Pada penutupan perdagangan pekan kemarin, harga emas mengalami volatile dengan harga mendekati level terendah dalam tiga pekan.
Melansir laman Kitco, Senin (19/6/2017), harga emas berjangka untuk Agustus di Comex berakhir negatif untuk minggu kedua.
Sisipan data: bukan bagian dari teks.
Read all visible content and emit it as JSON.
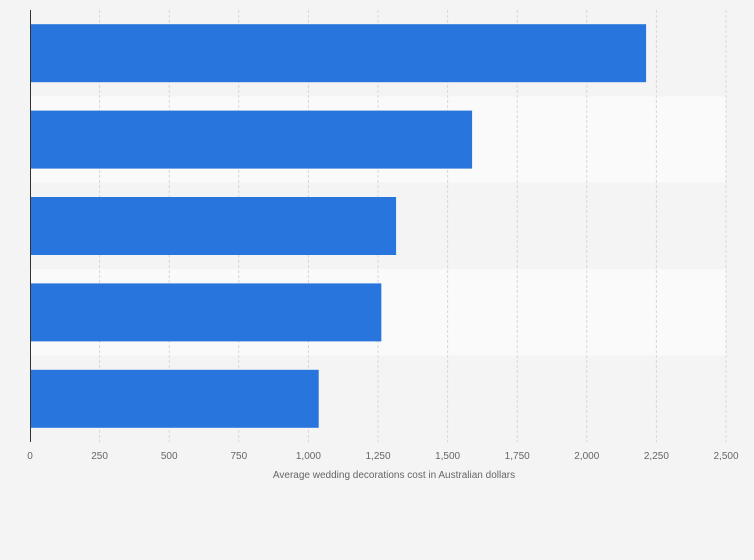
{
  "chart_data": {
    "type": "bar",
    "orientation": "horizontal",
    "categories": [
      "",
      "",
      "",
      "",
      ""
    ],
    "values": [
      2213,
      1588,
      1315,
      1262,
      1037
    ],
    "title": "",
    "xlabel": "Average wedding decorations cost in Australian dollars",
    "ylabel": "",
    "xlim": [
      0,
      2500
    ],
    "ticks": [
      0,
      250,
      500,
      750,
      1000,
      1250,
      1500,
      1750,
      2000,
      2250,
      2500
    ],
    "tick_labels": [
      "0",
      "250",
      "500",
      "750",
      "1,000",
      "1,250",
      "1,500",
      "1,750",
      "2,000",
      "2,250",
      "2,500"
    ],
    "grid": true,
    "bar_color": "#2876dd",
    "band_colors": [
      "#f4f4f4",
      "#fafafa"
    ]
  }
}
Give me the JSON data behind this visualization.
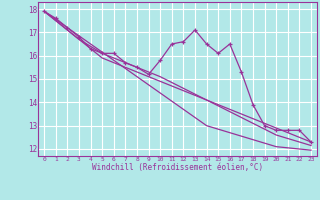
{
  "xlabel": "Windchill (Refroidissement éolien,°C)",
  "bg_color": "#b2e8e8",
  "grid_color": "#ffffff",
  "line_color": "#993399",
  "x_ticks": [
    0,
    1,
    2,
    3,
    4,
    5,
    6,
    7,
    8,
    9,
    10,
    11,
    12,
    13,
    14,
    15,
    16,
    17,
    18,
    19,
    20,
    21,
    22,
    23
  ],
  "y_ticks": [
    12,
    13,
    14,
    15,
    16,
    17,
    18
  ],
  "xlim": [
    -0.5,
    23.5
  ],
  "ylim": [
    11.7,
    18.3
  ],
  "series1_x": [
    0,
    1,
    2,
    3,
    4,
    5,
    6,
    7,
    8,
    9,
    10,
    11,
    12,
    13,
    14,
    15,
    16,
    17,
    18,
    19,
    20,
    21,
    22,
    23
  ],
  "series1_y": [
    17.9,
    17.6,
    17.2,
    16.8,
    16.3,
    16.1,
    16.1,
    15.7,
    15.5,
    15.2,
    15.8,
    16.5,
    16.6,
    17.1,
    16.5,
    16.1,
    16.5,
    15.3,
    13.9,
    13.0,
    12.8,
    12.8,
    12.8,
    12.3
  ],
  "series2_y": [
    17.9,
    17.55,
    17.2,
    16.85,
    16.5,
    16.15,
    15.8,
    15.45,
    15.1,
    14.75,
    14.4,
    14.05,
    13.7,
    13.35,
    13.0,
    12.85,
    12.7,
    12.55,
    12.4,
    12.25,
    12.1,
    12.05,
    12.0,
    11.95
  ],
  "series3_y": [
    17.9,
    17.5,
    17.1,
    16.7,
    16.3,
    15.9,
    15.7,
    15.5,
    15.3,
    15.1,
    14.9,
    14.7,
    14.5,
    14.3,
    14.1,
    13.9,
    13.7,
    13.5,
    13.3,
    13.1,
    12.9,
    12.7,
    12.5,
    12.3
  ],
  "series4_y": [
    17.9,
    17.5,
    17.1,
    16.7,
    16.4,
    16.1,
    15.9,
    15.7,
    15.5,
    15.3,
    15.1,
    14.85,
    14.6,
    14.35,
    14.1,
    13.85,
    13.6,
    13.35,
    13.1,
    12.85,
    12.6,
    12.45,
    12.3,
    12.15
  ]
}
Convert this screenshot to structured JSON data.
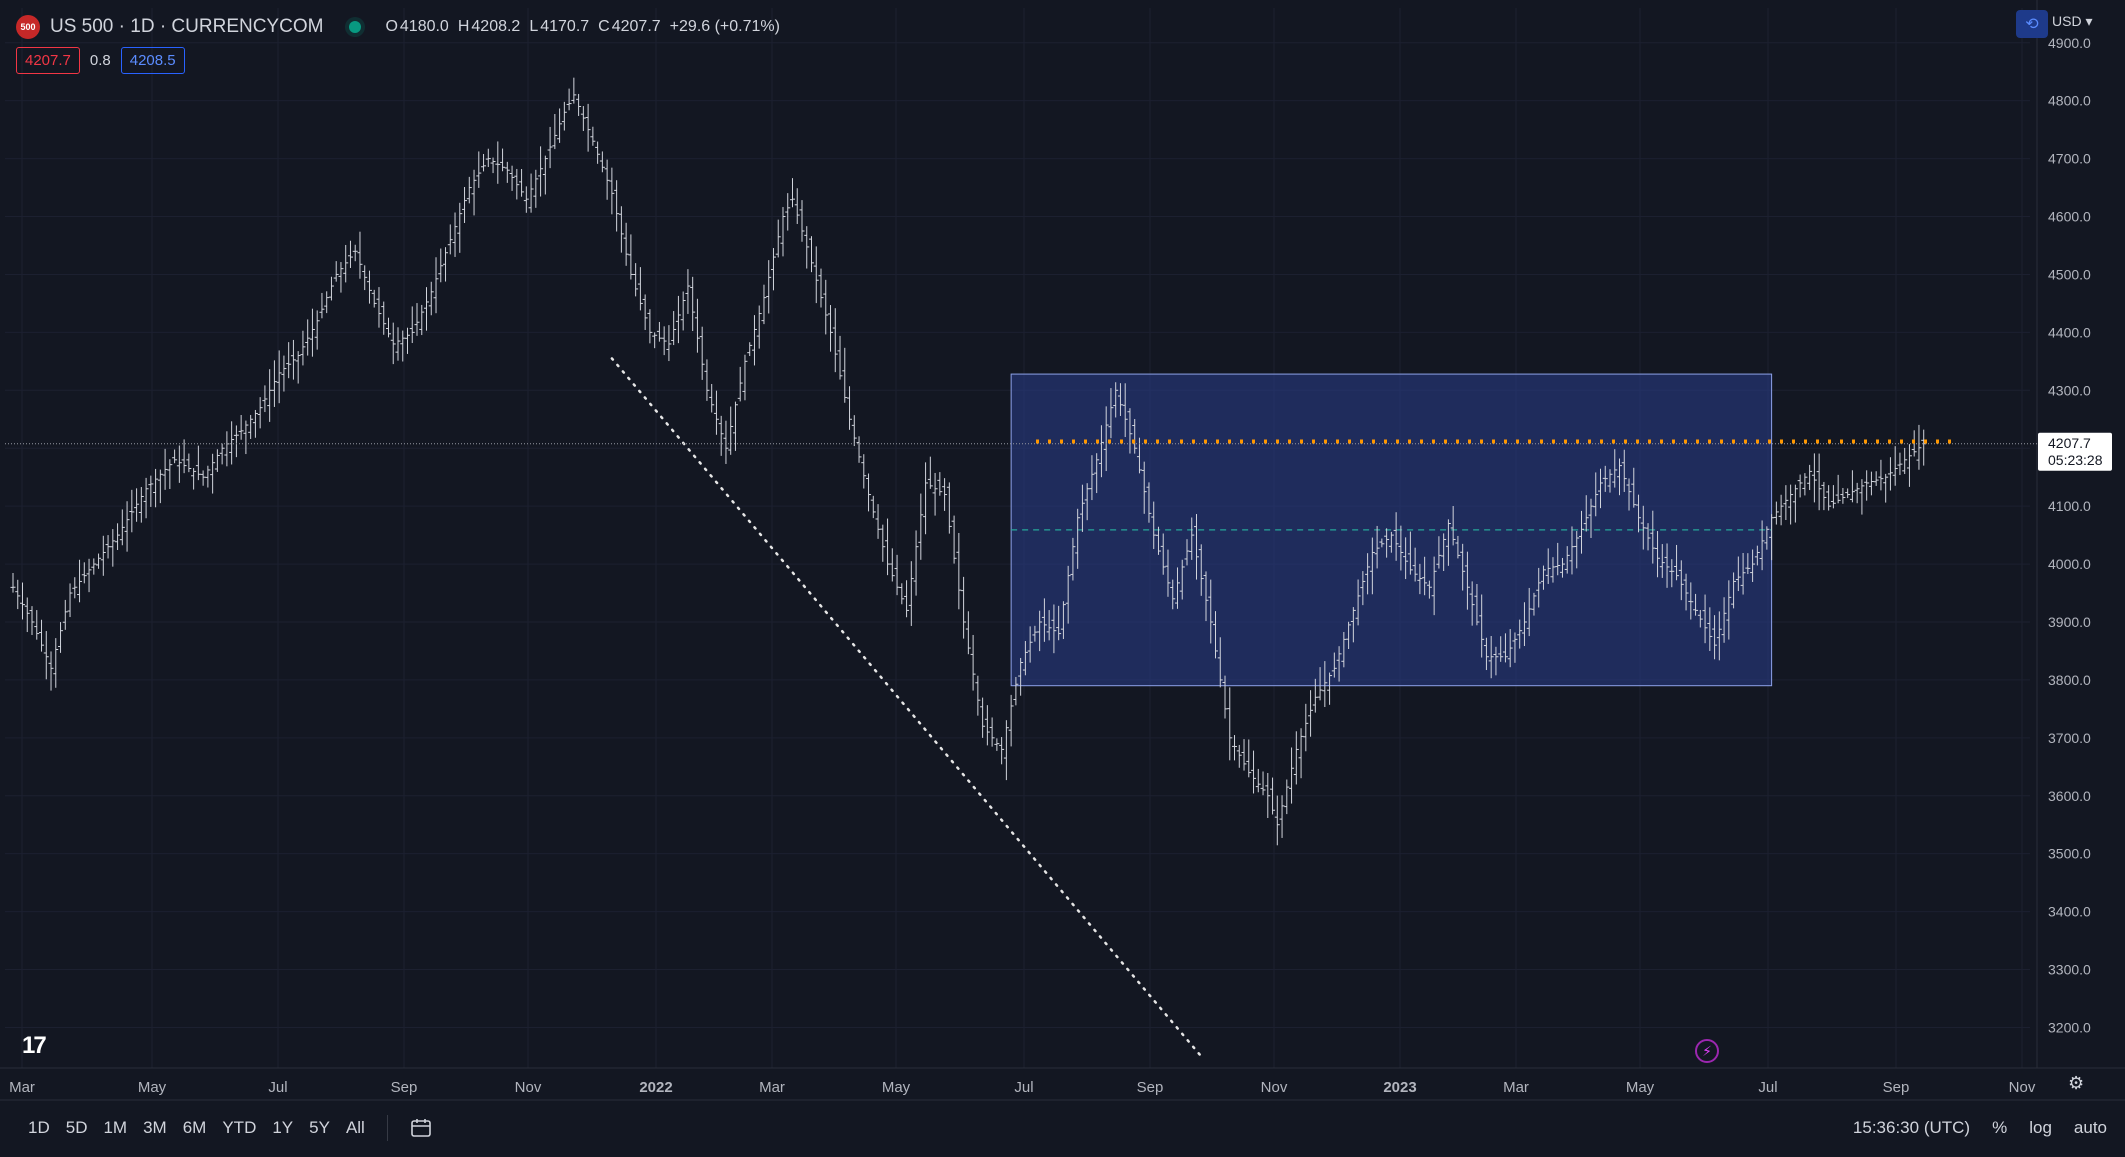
{
  "header": {
    "logo_text": "500",
    "symbol": "US 500 · 1D · CURRENCYCOM",
    "ohlc": [
      {
        "k": "O",
        "v": "4180.0"
      },
      {
        "k": "H",
        "v": "4208.2"
      },
      {
        "k": "L",
        "v": "4170.7"
      },
      {
        "k": "C",
        "v": "4207.7"
      },
      {
        "k": "",
        "v": "+29.6 (+0.71%)"
      }
    ],
    "sell_price": "4207.7",
    "spread": "0.8",
    "buy_price": "4208.5"
  },
  "currency": "USD",
  "colors": {
    "background": "#131722",
    "range_box": "#1e3a8a",
    "candle": "#d1d4dc",
    "current_price_line": "#ff9800",
    "midline": "#26a69a",
    "trendline": "#ffffff"
  },
  "chart_data": {
    "type": "candlestick",
    "y_axis": {
      "ticks": [
        "4900.0",
        "4800.0",
        "4700.0",
        "4600.0",
        "4500.0",
        "4400.0",
        "4300.0",
        "4200.0",
        "4100.0",
        "4000.0",
        "3900.0",
        "3800.0",
        "3700.0",
        "3600.0",
        "3500.0",
        "3400.0",
        "3300.0",
        "3200.0"
      ],
      "range": [
        3130,
        4960
      ]
    },
    "x_axis": {
      "labels": [
        {
          "t": "Mar",
          "bold": false
        },
        {
          "t": "May",
          "bold": false
        },
        {
          "t": "Jul",
          "bold": false
        },
        {
          "t": "Sep",
          "bold": false
        },
        {
          "t": "Nov",
          "bold": false
        },
        {
          "t": "2022",
          "bold": true
        },
        {
          "t": "Mar",
          "bold": false
        },
        {
          "t": "May",
          "bold": false
        },
        {
          "t": "Jul",
          "bold": false
        },
        {
          "t": "Sep",
          "bold": false
        },
        {
          "t": "Nov",
          "bold": false
        },
        {
          "t": "2023",
          "bold": true
        },
        {
          "t": "Mar",
          "bold": false
        },
        {
          "t": "May",
          "bold": false
        },
        {
          "t": "Jul",
          "bold": false
        },
        {
          "t": "Sep",
          "bold": false
        },
        {
          "t": "Nov",
          "bold": false
        }
      ]
    },
    "series_close_path": [
      [
        0,
        3960
      ],
      [
        4,
        3900
      ],
      [
        8,
        3820
      ],
      [
        12,
        3950
      ],
      [
        16,
        3990
      ],
      [
        22,
        4050
      ],
      [
        28,
        4130
      ],
      [
        34,
        4180
      ],
      [
        40,
        4150
      ],
      [
        44,
        4200
      ],
      [
        48,
        4230
      ],
      [
        52,
        4270
      ],
      [
        56,
        4330
      ],
      [
        60,
        4360
      ],
      [
        64,
        4420
      ],
      [
        68,
        4500
      ],
      [
        72,
        4540
      ],
      [
        76,
        4450
      ],
      [
        80,
        4380
      ],
      [
        84,
        4400
      ],
      [
        88,
        4470
      ],
      [
        92,
        4560
      ],
      [
        96,
        4650
      ],
      [
        100,
        4700
      ],
      [
        104,
        4680
      ],
      [
        108,
        4630
      ],
      [
        112,
        4700
      ],
      [
        116,
        4780
      ],
      [
        118,
        4810
      ],
      [
        122,
        4730
      ],
      [
        126,
        4640
      ],
      [
        130,
        4500
      ],
      [
        134,
        4400
      ],
      [
        138,
        4380
      ],
      [
        142,
        4480
      ],
      [
        146,
        4300
      ],
      [
        150,
        4200
      ],
      [
        154,
        4350
      ],
      [
        158,
        4460
      ],
      [
        162,
        4600
      ],
      [
        164,
        4630
      ],
      [
        168,
        4520
      ],
      [
        172,
        4400
      ],
      [
        176,
        4250
      ],
      [
        180,
        4120
      ],
      [
        184,
        4000
      ],
      [
        188,
        3920
      ],
      [
        192,
        4140
      ],
      [
        196,
        4120
      ],
      [
        200,
        3900
      ],
      [
        204,
        3720
      ],
      [
        208,
        3680
      ],
      [
        212,
        3830
      ],
      [
        216,
        3900
      ],
      [
        220,
        3880
      ],
      [
        224,
        4080
      ],
      [
        228,
        4180
      ],
      [
        232,
        4300
      ],
      [
        236,
        4200
      ],
      [
        240,
        4050
      ],
      [
        244,
        3940
      ],
      [
        248,
        4050
      ],
      [
        252,
        3900
      ],
      [
        256,
        3700
      ],
      [
        260,
        3640
      ],
      [
        264,
        3600
      ],
      [
        266,
        3550
      ],
      [
        270,
        3680
      ],
      [
        274,
        3770
      ],
      [
        278,
        3820
      ],
      [
        282,
        3920
      ],
      [
        286,
        4020
      ],
      [
        290,
        4050
      ],
      [
        294,
        3990
      ],
      [
        298,
        3960
      ],
      [
        302,
        4070
      ],
      [
        306,
        3960
      ],
      [
        310,
        3840
      ],
      [
        314,
        3840
      ],
      [
        318,
        3900
      ],
      [
        322,
        3990
      ],
      [
        326,
        4000
      ],
      [
        330,
        4060
      ],
      [
        334,
        4140
      ],
      [
        338,
        4170
      ],
      [
        342,
        4080
      ],
      [
        346,
        4010
      ],
      [
        350,
        3980
      ],
      [
        354,
        3920
      ],
      [
        358,
        3860
      ],
      [
        362,
        3970
      ],
      [
        366,
        4000
      ],
      [
        370,
        4080
      ],
      [
        374,
        4120
      ],
      [
        378,
        4160
      ],
      [
        382,
        4100
      ],
      [
        386,
        4120
      ],
      [
        390,
        4140
      ],
      [
        394,
        4150
      ],
      [
        398,
        4180
      ],
      [
        402,
        4207.7
      ]
    ],
    "range_box": {
      "top": 4328,
      "bottom": 3790,
      "mid": 4059,
      "x_start": 210,
      "x_end": 370
    },
    "current_price": "4207.7",
    "countdown": "05:23:28",
    "trendline": {
      "from": [
        126,
        4355
      ],
      "to": [
        250,
        3150
      ]
    }
  },
  "bottom": {
    "ranges": [
      "1D",
      "5D",
      "1M",
      "3M",
      "6M",
      "YTD",
      "1Y",
      "5Y",
      "All"
    ],
    "time": "15:36:30 (UTC)",
    "percent": "%",
    "log": "log",
    "auto": "auto"
  },
  "tv_logo": "17"
}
Harga emas terakhir diperdagangkan di posisi US$ 1.256,10 per ounce, turun lebih dari 1 persen dari hari Jumat sebelumnya.
Meskipun harga emas masih melemah namun masih ada beberapa optimisme di pasar karena keraguan jika Bank Sentral AS bisa secara agresif menaikkan suku bunga seiring kondisi ekonomi AS yang mulai menunjukkan tanda-tanda pelemahan.
Pada hari yang sama, Federal Reserve menaikkan suku bunga sebesar 25 basis poin dan hal mengejutkan pasar, laporan ekonomi yang menunjukkan data penjualan dan inflasi yang mengecewakan.
Penjualan ritel telah mengecewakan ekspektasi pasar selama empat bulan berturut-turut, sementara indeks harga konsumen inti turun ke level terendah dua tahun.
"Karena data terakhir, ada beberapa keraguan di pasar untuk percaya pandangan Federal Reserve," kata Ole Hansen, Kepala Strategi Komoditas di Saxo Bank.
Menurut Hansen, pasar emas berada dalam mode wait and see karena kekhawatiran resesi belum akan benar-benar hilang.
Hansen mengatakan meski ada risiko harga akan turun, ia tetap optimis terhadap harga emas bisa bertahan di atas US$ 1.190 per ounce.
Ronald-Peter Stoeferle, Fund Manager Incrementum AG juga sepakat bahwa risiko resesi tumbuh, dengan mengacu pada perataan akhir kurva imbal hasil pendek seperti spread antara imbal hasil 10 tahun. Penyebarannya berada pada level terendah sejak Agustus 2016.
"Untuk saat ini, pasar akan percaya pandangan Fed dan emas akan menderita. Namun emas akan mengambil momentum ketika pasar menyadari kekhawatiran resesi tidak akan pergi," dia menuturkan.